As the summer days shorten, we can look forward to many things with the arrival of fall. The leaves changing colour, a certain crispness returning to the air, and the release of Islands’ fifth album, Ski Mask. Only one short month ago, music virtuoso Nick Thorburn stirred up much buzz amongst the music blogosphere with the announcement that he would be releasing a full-length follow-up to 2012’s A Sleep & A Forgetting, which was heralded as one of the group’s finest to date, just roughly a year after the latter’s release.
Thorburn refers to his newest effort as “kind of a culmination of all the different things we’ve done over the years” and the tracks released on the band’s SoundCloud seem to back this up. Initial listens to both Wave Form and Becoming the Gunship showcase Islands’ trademark plush, sophisticated art rock, delivering just what was promised; an essential introduction to Islands.
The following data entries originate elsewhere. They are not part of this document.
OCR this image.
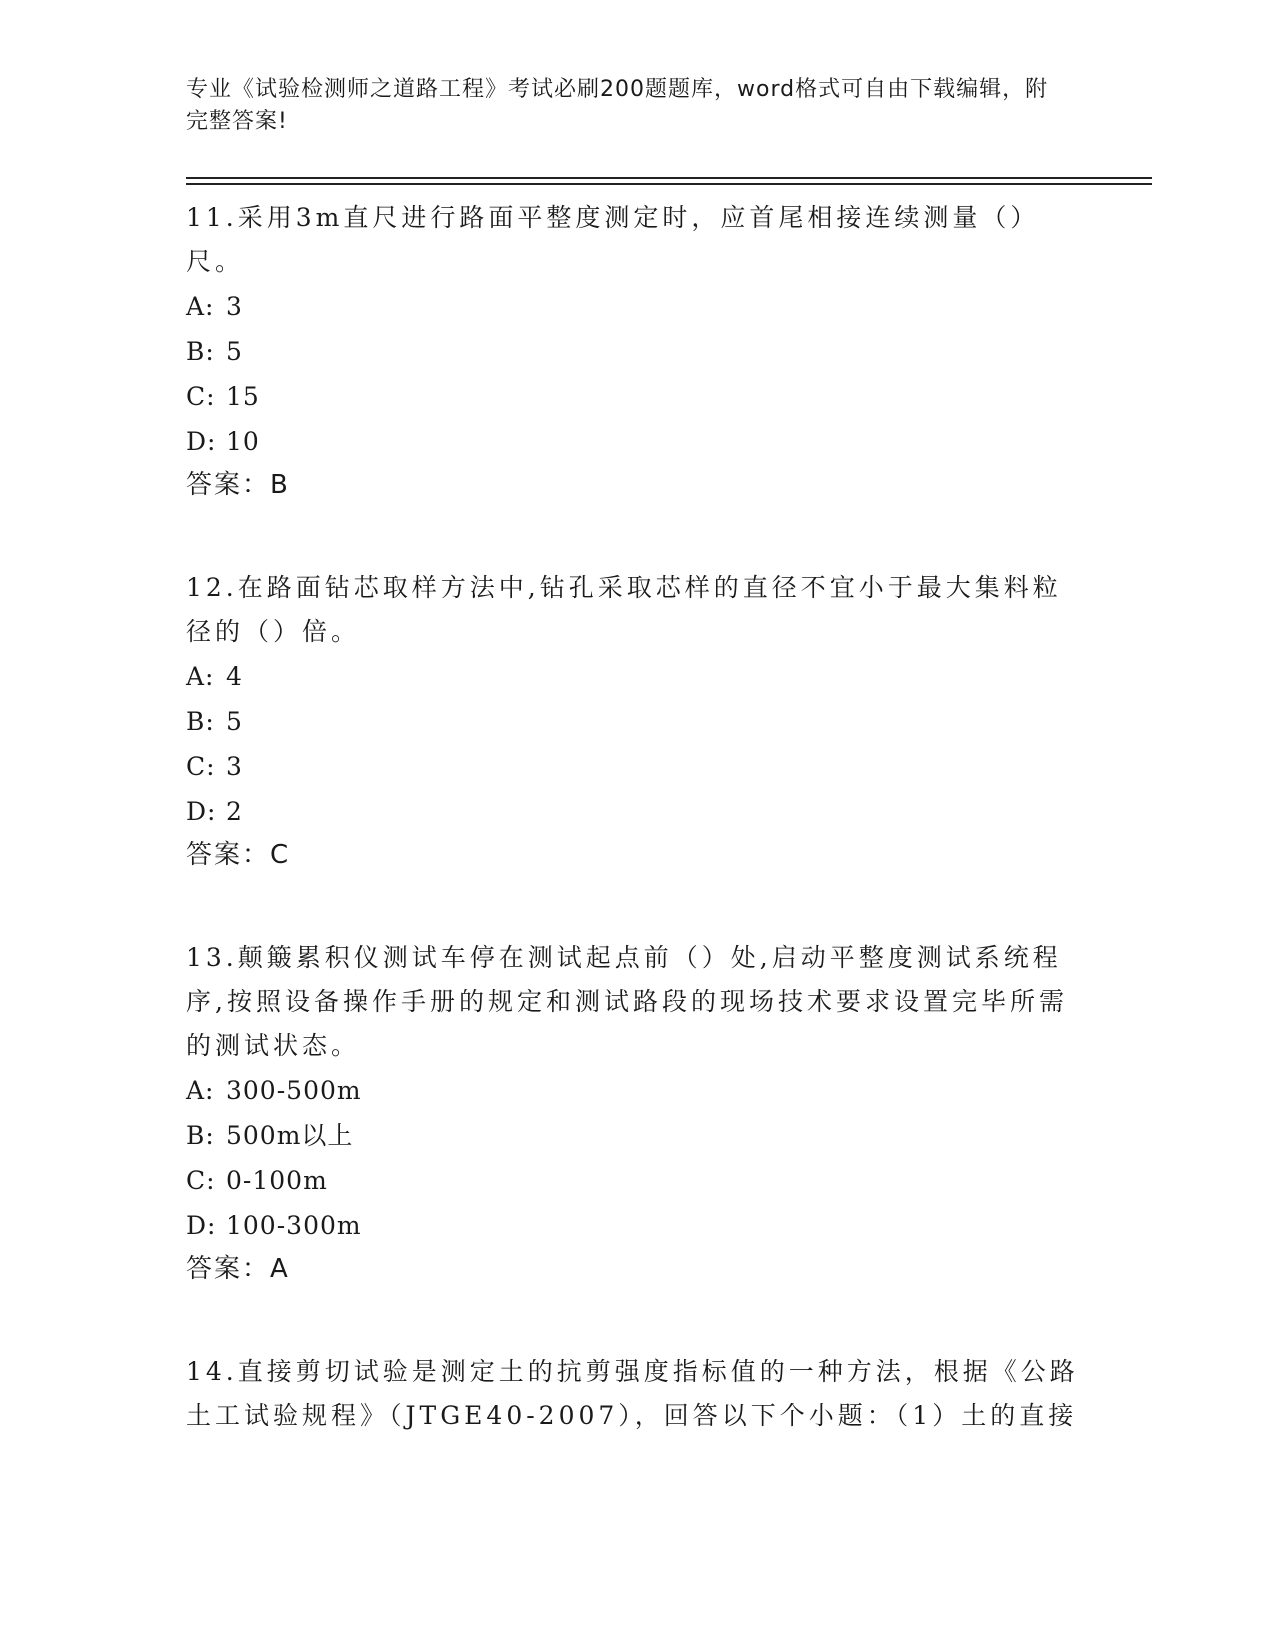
专业《试验检测师之道路工程》考试必刷200题题库，word格式可自由下载编辑，附完整答案!

11.采用3m直尺进行路面平整度测定时，应首尾相接连续测量（）尺。

A: 3

B: 5

C: 15

D: 10

答案：B

12.在路面钻芯取样方法中,钻孔采取芯样的直径不宜小于最大集料粒径的（）倍。

A: 4

B: 5

C: 3

D: 2

答案：C

13.颠簸累积仪测试车停在测试起点前（）处,启动平整度测试系统程序,按照设备操作手册的规定和测试路段的现场技术要求设置完毕所需的测试状态。

A: 300-500m

B: 500m以上

C: 0-100m

D: 100-300m

答案：A

14.直接剪切试验是测定土的抗剪强度指标值的一种方法，根据《公路土工试验规程》（JTGE40-2007），回答以下个小题：（1）土的直接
Still, while this album is technically and aesthetically a rehash of old ideas, the previews for the upcoming release suggest a maturation of sorts from Thorburn.
To many, Thorburn will forever be inextricably linked with his post-punk revival band from the 2000s, The Unicorns, whose sophomore album Who Will Cut Our Hair When We‘re Gone? garnered much attention from many music aficionados, including indie music authorities such as The Village Voice, NME and Pitchfork, who gave glowing reviews of the album. The same media outlets were then shocked and horrified when the band split up in early 2005 after a rigorous touring schedule, which found Thorburn leaving stage in the middle of a show, saying something along the lines of “I quit. I can’t do this anymore.”
Roughly 13 years later, the sub-mainstream music press are still parsing Thorburn’s material into some kind of indicator of what is going on inside the head of the indie rocker. One of the publications ventured that the lyrics for Wave Form suggest “a disillusion with the process of music making and of presenting it to the public, while failing to be a part of any larger trend over the past seven years.” While Thorburn acknowledges that his lyrics are largely autobiographical, these assumptions hold some level of truth but may be a bit of stretch. He insists that the album is more about relationships and the search for identity, adding “I’m not angry at my lot in life.”
A closer interpretation of the content, painting a picture of an individual on a long and arduous journey exploring life and self, would be more accurate. According to Thorburn, “I feel like we’re kind of at a crossroads and this record is kind of me just declaring forfeiture in some ways. Like the third act of a movie – just after it seems that all hope is lost, that’s when the big breakthrough moment happens. For Islands, this is us waiting for the breakthrough moment.” The new effort will even be released on Thorburn’s own indie recording label, Manque, which translates to “a person who has failed to live up to a specific expectation or ambition.” It all comes together to paint a stunning and in-depth portrait of an artist struggling with himself and his aspirations.
Positing on motivations aside, Ski Mask will seemingly be able to give the masses what they’re wanting; another assemblage of tracks combining thoughtful lyrics with sophisticated and orchestral indie rock to delight the musical palate. A slew of shows will have the band appearing at a score of venues criss-crossing across North America, starting on the West Coast and ending in the East. Lucky attendees are sure to be in for a treat.
Islands play The Media Club on Sept. 21.